Célestine, c'est le surnom que je donne à ma maman. Les Jardins portent son nom parce que tout part d'elle. Mais l'histoire commence avant, avec mon père.
Mon père était un grand sportif, un grand actif. Un homme qui réparait tout, qui construisait tout. C'est lui qui m'a donné la passion de la construction : petite, je le suivais partout dans la maison avec ma mini caisse à outils, et quand il y avait du béton à faire, c'était moi qui le faisais dans la brouette. Il m'a tout transmis, sauf la mécanique.
Puis les chutes ont commencé, il y a une quinzaine d'années. Le diagnostic est tombé à la Pitié-Salpêtrière : la maladie de PROMM, ou dystrophie myotonique de type 2, une maladie génétique si rare qu'on ne compte que quelques centaines de cas recensés dans le monde. Une myopathie : les muscles cessent peu à peu de fonctionner, et l'on finit enfermé dans son propre corps. Elle avait déjà emporté plusieurs membres de sa famille.
Ma mère et moi l'avons accompagné pendant des années. À l'époque, nous ne nous appelions pas des « aidantes ». Ce mot n'existait pas pour nous : nous étions une femme et une fille qui aidaient leur mari, leur père. C'était comme ça, c'était tout.
Nous lui avions fait une promesse : il ne finirait pas en EHPAD. Cette promesse a été tenue. Il est parti en 2021, à l'hôpital, après une chute.
Ma mère, elle, n'avait jamais été seule de sa vie. Une grande famille, des frères et sœurs, des cousins, puis un mariage. Et du jour au lendemain, la voilà seule dans une maison. La fatigue qu'on mettait sur le compte du chagrin et du surmenage était en réalité une maladie qui s'installait, sans qu'on le sache. En 2023, les choses se sont compliquées. En 2024, les hallucinations sont apparues, et avec elles le danger. Alors je l'ai prise chez moi, et j'ai trouvé à Montpellier ce qui manquait : un gériatre, un diagnostic, une vraie prise en charge.

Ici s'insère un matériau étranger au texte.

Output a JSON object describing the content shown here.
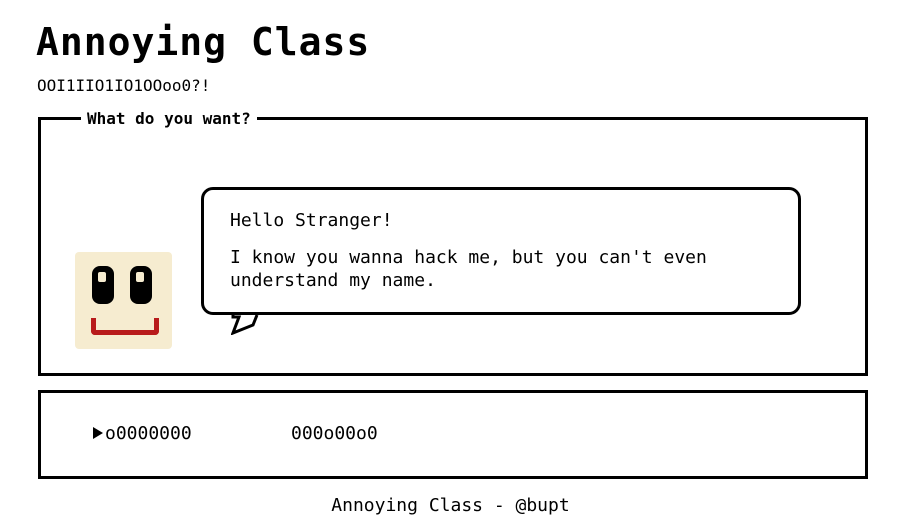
{
  "header": {
    "title": "Annoying Class",
    "subtitle": "OOI1IIO1IO1OOoo0?!"
  },
  "dialog": {
    "legend": "What do you want?",
    "avatar_icon": "smiley-face-icon",
    "greeting": "Hello Stranger!",
    "message": "I know you wanna hack me, but you can't even understand my name."
  },
  "options": {
    "selector_icon": "triangle-right-icon",
    "items": [
      {
        "label": "o0000000"
      },
      {
        "label": "000o00o0"
      }
    ]
  },
  "footer": {
    "text": "Annoying Class - @bupt"
  },
  "colors": {
    "background": "#ffffff",
    "border": "#000000",
    "face": "#f6ecd0",
    "mouth": "#b81b1b"
  }
}
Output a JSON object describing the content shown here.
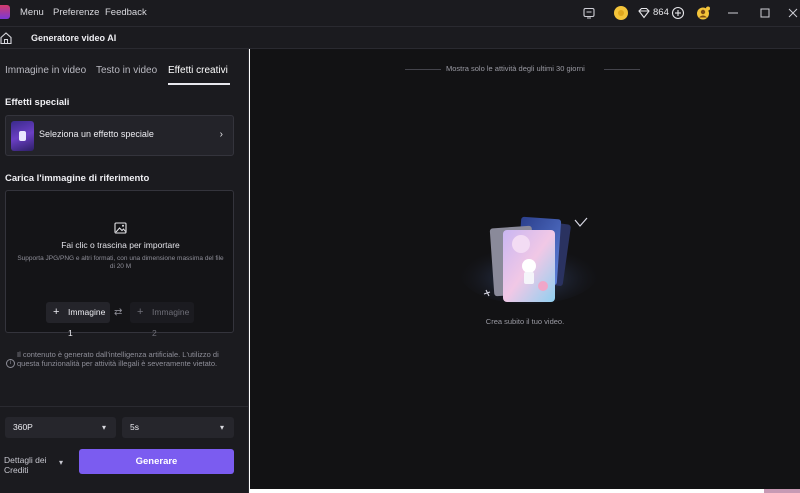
{
  "titlebar": {
    "menu": [
      "Menu",
      "Preferenze",
      "Feedback"
    ],
    "credit_count": "864"
  },
  "subbar": {
    "title": "Generatore video AI"
  },
  "tabs": [
    {
      "label": "Immagine in video",
      "active": false
    },
    {
      "label": "Testo in video",
      "active": false
    },
    {
      "label": "Effetti creativi",
      "active": true
    }
  ],
  "effects": {
    "section_title": "Effetti speciali",
    "select_label": "Seleziona un effetto speciale"
  },
  "upload": {
    "section_title": "Carica l'immagine di riferimento",
    "title": "Fai clic o trascina per importare",
    "description": "Supporta JPG/PNG e altri formati, con una dimensione massima del file di 20 M",
    "image1": "Immagine 1",
    "image2": "Immagine 2"
  },
  "disclaimer": "Il contenuto è generato dall'intelligenza artificiale. L'utilizzo di questa funzionalità per attività illegali è severamente vietato.",
  "settings": {
    "resolution": "360P",
    "duration": "5s",
    "credit_details": "Dettagli dei Crediti",
    "generate": "Generare"
  },
  "history": {
    "filter": "Mostra solo le attività degli ultimi 30 giorni",
    "empty_message": "Crea subito il tuo video."
  },
  "colors": {
    "accent": "#7b5cf0",
    "panel": "#1b1b1f",
    "canvas": "#121214",
    "coin": "#f4c43a"
  }
}
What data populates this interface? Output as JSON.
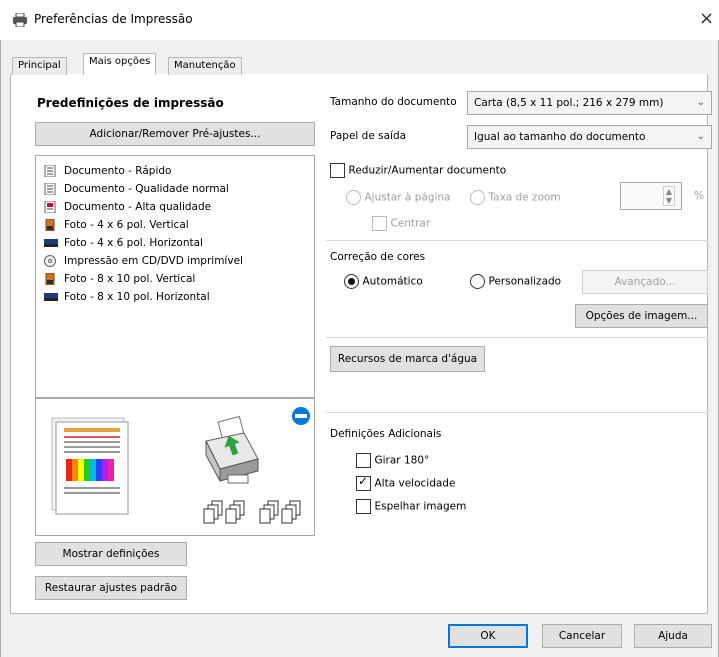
{
  "window": {
    "title": "Preferências de Impressão",
    "close_glyph": "×"
  },
  "tabs": [
    "Principal",
    "Mais opções",
    "Manutenção"
  ],
  "presets": {
    "heading": "Predefinições de impressão",
    "add_remove_button": "Adicionar/Remover Pré-ajustes...",
    "items": [
      {
        "label": "Documento - Rápido",
        "icon": "document-icon"
      },
      {
        "label": "Documento - Qualidade normal",
        "icon": "document-icon"
      },
      {
        "label": "Documento - Alta qualidade",
        "icon": "document-color-icon"
      },
      {
        "label": "Foto - 4 x 6 pol. Vertical",
        "icon": "photo-portrait-icon"
      },
      {
        "label": "Foto - 4 x 6 pol. Horizontal",
        "icon": "photo-landscape-icon"
      },
      {
        "label": "Impressão em CD/DVD imprimível",
        "icon": "cd-icon"
      },
      {
        "label": "Foto - 8 x 10 pol. Vertical",
        "icon": "photo-portrait-icon"
      },
      {
        "label": "Foto - 8 x 10 pol. Horizontal",
        "icon": "photo-landscape-icon"
      }
    ]
  },
  "buttons": {
    "show_settings": "Mostrar definições",
    "restore_defaults": "Restaurar ajustes padrão",
    "ok": "OK",
    "cancel": "Cancelar",
    "help": "Ajuda"
  },
  "document": {
    "size_label": "Tamanho do documento",
    "size_value": "Carta (8,5 x 11 pol.; 216 x 279 mm)",
    "output_label": "Papel de saída",
    "output_value": "Igual ao tamanho do documento",
    "reduce_enlarge": "Reduzir/Aumentar documento",
    "fit_page": "Ajustar à página",
    "zoom_rate": "Taxa de zoom",
    "zoom_unit": "%",
    "center": "Centrar"
  },
  "color": {
    "heading": "Correção de cores",
    "automatic": "Automático",
    "custom": "Personalizado",
    "advanced": "Avançado...",
    "image_options": "Opções de imagem..."
  },
  "watermark_button": "Recursos de marca d'água",
  "additional": {
    "heading": "Definições Adicionais",
    "rotate": "Girar 180°",
    "high_speed": "Alta velocidade",
    "mirror": "Espelhar imagem",
    "high_speed_checked": true
  },
  "colors": {
    "accent": "#0078d7",
    "arrow_green": "#2ea043"
  }
}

Pendant toute cette période, le corps médical n'a eu qu'une réponse : « sa place est en EHPAD ». Mais non. Elle est trop jeune pour l'EHPAD. Depuis que ses symptômes sont pris en charge, elle vit bien. Elle n'a pas besoin d'une institution : elle a juste besoin d'être accompagnée, entourée. Et pour ça, il n'existe rien.

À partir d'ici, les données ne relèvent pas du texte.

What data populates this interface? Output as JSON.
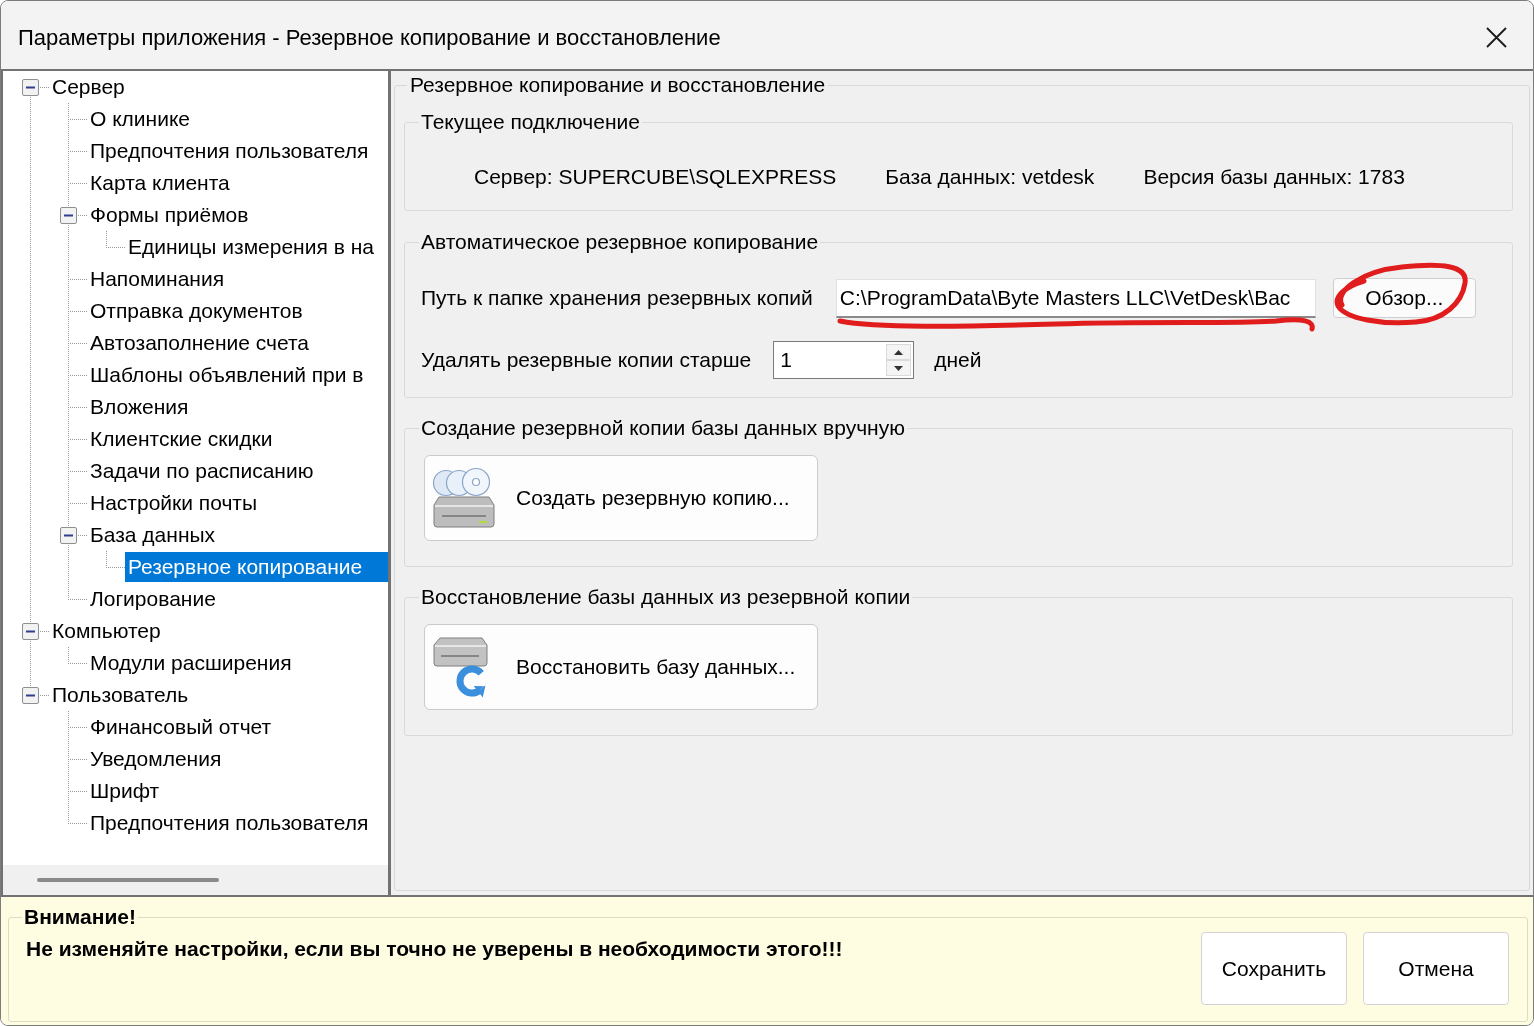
{
  "window": {
    "title": "Параметры приложения - Резервное копирование и восстановление"
  },
  "tree": {
    "items": [
      {
        "label": "Сервер",
        "selected": false,
        "expanded": true,
        "children": [
          {
            "label": "О клинике",
            "selected": false
          },
          {
            "label": "Предпочтения пользователя",
            "selected": false
          },
          {
            "label": "Карта клиента",
            "selected": false
          },
          {
            "label": "Формы приёмов",
            "selected": false,
            "expanded": true,
            "children": [
              {
                "label": "Единицы измерения в на",
                "selected": false
              }
            ]
          },
          {
            "label": "Напоминания",
            "selected": false
          },
          {
            "label": "Отправка документов",
            "selected": false
          },
          {
            "label": "Автозаполнение счета",
            "selected": false
          },
          {
            "label": "Шаблоны объявлений при в",
            "selected": false
          },
          {
            "label": "Вложения",
            "selected": false
          },
          {
            "label": "Клиентские скидки",
            "selected": false
          },
          {
            "label": "Задачи по расписанию",
            "selected": false
          },
          {
            "label": "Настройки почты",
            "selected": false
          },
          {
            "label": "База данных",
            "selected": false,
            "expanded": true,
            "children": [
              {
                "label": "Резервное копирование",
                "selected": true
              }
            ]
          },
          {
            "label": "Логирование",
            "selected": false
          }
        ]
      },
      {
        "label": "Компьютер",
        "selected": false,
        "expanded": true,
        "children": [
          {
            "label": "Модули расширения",
            "selected": false
          }
        ]
      },
      {
        "label": "Пользователь",
        "selected": false,
        "expanded": true,
        "children": [
          {
            "label": "Финансовый отчет",
            "selected": false
          },
          {
            "label": "Уведомления",
            "selected": false
          },
          {
            "label": "Шрифт",
            "selected": false
          },
          {
            "label": "Предпочтения пользователя",
            "selected": false
          }
        ]
      }
    ]
  },
  "settings": {
    "title": "Резервное копирование и восстановление",
    "connection": {
      "title": "Текущее подключение",
      "items": [
        "Сервер: SUPERCUBE\\SQLEXPRESS",
        "База данных: vetdesk",
        "Версия базы данных: 1783"
      ]
    },
    "automatic": {
      "title": "Автоматическое резервное копирование",
      "path": {
        "label": "Путь к папке хранения резервных копий",
        "value": "C:\\ProgramData\\Byte Masters LLC\\VetDesk\\Bac",
        "marked": true
      },
      "browse": {
        "label": "Обзор...",
        "marked": true
      },
      "retention": {
        "label": "Удалять резервные копии старше",
        "value": "1",
        "unit": "дней"
      }
    },
    "actions": [
      {
        "kind": "backup",
        "title": "Создание резервной копии базы данных вручную",
        "button": "Создать резервную копию..."
      },
      {
        "kind": "restore",
        "title": "Восстановление базы данных из резервной копии",
        "button": "Восстановить базу данных..."
      }
    ]
  },
  "warning": {
    "title": "Внимание!",
    "message": "Не изменяйте настройки, если вы точно не уверены в необходимости этого!!!",
    "buttons": [
      "Сохранить",
      "Отмена"
    ]
  }
}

C'est au centre mémoire, lors d'une consultation avec elle, que j'ai appris le mot « aidant ». Des années après l'avoir été. On m'a expliqué que ce que je faisais n'était pas seulement de l'amour familial : cela avait un nom, et avec ce nom venaient des droits, en plus de ce que je croyais n'être que des devoirs.
La dépendance, je la connais aussi de l'autre côté. La maladie et un accident m'ont appris ce que c'est que de dépendre des autres pour tout, des semaines durant. Aidante et aidée : j'ai occupé les deux places.
L'idée d'un habitat partagé, je l'avais déjà du temps de mon père. Le parcours de ma mère l'a rendue évidente : il manque un lieu entre le domicile et l'EHPAD, pour celles et ceux qui ont besoin de plus que l'aide d'un proche, mais pas d'une institution. Ce lieu n'existe pas. Et moi, construire, c'est mon métier.
Alors je le construis. Il s'appelle Les Jardins de Célestine.